Scientists Identify Tipping Points for Antarctica’s Pine Island Glacier for First Time

A large, long-running crack is visible across the Pine Island Glacier on Oct. 14, 2011. NASA ICE / Wikimedia Commons / CC by 2.0
Antarctica‘s Pine Island Glacier is currently losing more ice than any other glacier in Antarctica, but could it collapse entirely?
This has been a matter of debate and concern for scientists. Now, for the first time, researchers have identified the tipping points that would send the glacier into an irreversible retreat and published their findings in The Cryosphere on March 25. This retreat is a big deal because it could lead to the entire West Antarctic Ice Sheet collapsing and sea levels rising almost 10 feet.
“The possibility of Pine Island Glacier entering an unstable retreat has been raised before, but this is the first time that this possibility is rigorously established and quantified,” Hilmar Gudmundsson, study author and University of Northumbria professor of glaciology and extreme environments, said in a press release.
Our @NUGeog researchers have confirmed for the first time that Pine Island Glacier in West Antarctica could cross tipping points, leading to a rapid and irreversible retreat which would have significant consequences for global sea level.
Read more at https://t.co/7DYGjQlaq0 pic.twitter.com/PwCBuHlliB
— Northumbria Uni (@NorthumbriaUni) April 1, 2021
West Antarctica is feeling the impacts of the climate crisis more than East Antarctica. The West Antarctic Peninsula is warming five times faster than the global average, the University Corporation for Atmospheric Research found. In West Antarctica, the Pine Island Glacier and its neighbor, the Thwaites Glacier, are two of the glaciers most impacted by warming temperatures, and there is evidence that the ice shelf supporting them is beginning to crack.
Even now, the two glaciers are responsible for around 10 percent of global sea level rise, the press release explained, which is why researchers are so concerned about their eventual collapse.
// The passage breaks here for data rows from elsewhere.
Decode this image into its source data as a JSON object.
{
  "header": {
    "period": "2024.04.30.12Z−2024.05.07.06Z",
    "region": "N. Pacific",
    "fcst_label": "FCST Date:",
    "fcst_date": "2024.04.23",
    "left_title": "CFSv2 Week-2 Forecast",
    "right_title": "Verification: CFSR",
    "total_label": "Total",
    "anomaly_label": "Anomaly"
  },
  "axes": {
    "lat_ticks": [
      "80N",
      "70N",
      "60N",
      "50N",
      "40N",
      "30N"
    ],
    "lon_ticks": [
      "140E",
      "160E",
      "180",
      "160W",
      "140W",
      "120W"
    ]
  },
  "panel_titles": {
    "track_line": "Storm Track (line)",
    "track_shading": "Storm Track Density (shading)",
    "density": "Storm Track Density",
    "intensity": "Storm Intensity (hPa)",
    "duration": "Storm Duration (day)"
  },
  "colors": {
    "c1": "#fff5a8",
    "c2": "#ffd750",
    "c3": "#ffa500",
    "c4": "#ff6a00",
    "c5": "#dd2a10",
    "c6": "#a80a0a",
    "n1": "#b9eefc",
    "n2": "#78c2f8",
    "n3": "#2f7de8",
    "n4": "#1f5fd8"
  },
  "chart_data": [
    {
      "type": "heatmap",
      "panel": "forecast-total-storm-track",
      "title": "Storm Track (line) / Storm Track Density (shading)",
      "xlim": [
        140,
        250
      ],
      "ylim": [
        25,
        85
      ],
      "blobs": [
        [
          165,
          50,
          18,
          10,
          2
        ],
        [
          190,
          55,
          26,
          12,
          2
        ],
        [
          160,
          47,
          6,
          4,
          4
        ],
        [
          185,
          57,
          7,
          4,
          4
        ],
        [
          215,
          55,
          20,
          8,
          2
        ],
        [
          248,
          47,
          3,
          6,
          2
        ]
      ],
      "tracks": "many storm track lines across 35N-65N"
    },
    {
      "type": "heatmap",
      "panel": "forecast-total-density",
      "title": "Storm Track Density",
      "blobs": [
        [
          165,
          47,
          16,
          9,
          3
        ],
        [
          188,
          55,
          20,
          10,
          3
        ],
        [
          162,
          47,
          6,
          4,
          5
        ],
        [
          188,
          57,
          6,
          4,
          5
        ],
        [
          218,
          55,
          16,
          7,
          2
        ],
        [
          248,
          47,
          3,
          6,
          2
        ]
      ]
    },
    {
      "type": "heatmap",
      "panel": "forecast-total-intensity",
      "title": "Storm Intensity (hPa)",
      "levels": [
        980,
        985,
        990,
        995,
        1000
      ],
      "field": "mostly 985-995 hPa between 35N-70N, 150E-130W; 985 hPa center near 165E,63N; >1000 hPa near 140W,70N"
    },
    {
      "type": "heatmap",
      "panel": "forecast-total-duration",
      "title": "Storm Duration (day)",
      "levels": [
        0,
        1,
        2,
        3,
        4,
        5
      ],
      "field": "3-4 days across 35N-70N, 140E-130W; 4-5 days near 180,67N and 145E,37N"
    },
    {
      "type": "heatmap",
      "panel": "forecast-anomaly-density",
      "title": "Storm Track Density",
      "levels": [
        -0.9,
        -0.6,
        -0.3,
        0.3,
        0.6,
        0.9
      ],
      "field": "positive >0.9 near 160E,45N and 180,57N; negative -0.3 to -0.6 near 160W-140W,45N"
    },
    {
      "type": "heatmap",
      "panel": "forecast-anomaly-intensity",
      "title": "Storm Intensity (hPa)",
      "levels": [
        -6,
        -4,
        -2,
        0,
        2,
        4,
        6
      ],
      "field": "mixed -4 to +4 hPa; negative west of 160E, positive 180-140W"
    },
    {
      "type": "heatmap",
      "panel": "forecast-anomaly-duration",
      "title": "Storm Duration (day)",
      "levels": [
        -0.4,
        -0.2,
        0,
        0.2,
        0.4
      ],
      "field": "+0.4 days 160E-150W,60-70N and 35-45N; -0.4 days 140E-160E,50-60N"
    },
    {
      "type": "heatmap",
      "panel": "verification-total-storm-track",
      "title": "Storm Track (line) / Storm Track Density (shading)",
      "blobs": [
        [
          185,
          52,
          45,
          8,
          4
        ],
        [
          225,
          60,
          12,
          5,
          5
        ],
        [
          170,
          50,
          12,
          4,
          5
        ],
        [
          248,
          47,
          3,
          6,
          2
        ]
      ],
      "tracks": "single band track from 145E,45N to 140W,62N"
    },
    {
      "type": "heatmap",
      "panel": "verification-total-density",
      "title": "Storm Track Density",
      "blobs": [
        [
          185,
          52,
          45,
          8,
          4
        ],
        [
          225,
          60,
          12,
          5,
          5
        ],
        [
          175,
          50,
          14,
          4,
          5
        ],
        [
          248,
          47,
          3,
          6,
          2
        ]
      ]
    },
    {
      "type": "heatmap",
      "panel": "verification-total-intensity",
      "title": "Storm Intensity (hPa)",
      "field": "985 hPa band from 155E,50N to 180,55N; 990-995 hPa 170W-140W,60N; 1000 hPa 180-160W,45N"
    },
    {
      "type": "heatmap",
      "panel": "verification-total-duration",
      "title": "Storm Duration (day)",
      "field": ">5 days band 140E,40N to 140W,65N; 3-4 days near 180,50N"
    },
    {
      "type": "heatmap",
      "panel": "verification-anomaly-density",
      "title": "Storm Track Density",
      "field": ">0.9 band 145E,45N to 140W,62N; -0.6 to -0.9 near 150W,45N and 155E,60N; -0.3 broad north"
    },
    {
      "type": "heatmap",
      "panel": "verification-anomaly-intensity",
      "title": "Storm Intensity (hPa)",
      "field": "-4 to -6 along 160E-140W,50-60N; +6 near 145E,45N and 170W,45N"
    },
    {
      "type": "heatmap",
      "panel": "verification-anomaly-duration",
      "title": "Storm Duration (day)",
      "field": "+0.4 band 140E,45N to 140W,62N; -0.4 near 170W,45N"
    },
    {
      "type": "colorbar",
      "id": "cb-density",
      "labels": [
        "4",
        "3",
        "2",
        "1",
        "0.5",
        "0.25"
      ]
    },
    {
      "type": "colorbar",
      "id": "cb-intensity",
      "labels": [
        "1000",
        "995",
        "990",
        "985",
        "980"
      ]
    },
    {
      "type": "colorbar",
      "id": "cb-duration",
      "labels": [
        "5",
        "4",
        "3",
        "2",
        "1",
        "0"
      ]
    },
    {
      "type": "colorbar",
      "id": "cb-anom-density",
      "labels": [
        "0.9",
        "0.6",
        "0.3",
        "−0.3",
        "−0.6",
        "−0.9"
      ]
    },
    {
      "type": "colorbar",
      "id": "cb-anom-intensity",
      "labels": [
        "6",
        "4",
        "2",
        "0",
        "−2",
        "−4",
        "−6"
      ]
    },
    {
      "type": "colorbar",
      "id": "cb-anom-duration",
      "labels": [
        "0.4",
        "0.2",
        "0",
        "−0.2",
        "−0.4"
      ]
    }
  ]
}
However, while scientists have raised the possibility of collapse before, they have not been able to identify if or how it would happen.
Until now. The University of Northumbria team developed an ice-flow model that enables them to identify key tipping points for the glacier.
“Many different computer simulations around the world are attempting to quantify how a changing climate could affect the West Antarctic Ice Sheet, but identifying whether a period of retreat in these models is a tipping point is challenging,” Dr. Sebastian Rosier, study lead author and a Vice-Chancellor’s Research Fellow in Northumbria’s Department of Geography and Environmental Sciences, said in the press release. “However, it is a crucial question and the methodology we use in this new study makes it much easier to identify potential future tipping points.”
Using their model, the researchers identified three potential tipping points for the Pine Island Glacier.
“The third and final event, triggered by an ocean warming of approximately 1.2 degrees C from the steady-state model configuration, leads to a retreat of the entire glacier that could initiate a collapse of the West Antarctic Ice Sheet,” the study authors warned.
While Gudmundsson was pleased with the results on a scientific level, they also alarmed him on a human level.
“[T[he findings of this study also concern me. Should the glacier enter unstable irreversible retreat, the impact on sea level could be measured in meters, and as this study shows, once the retreat starts it might be impossible to halt it,” he said.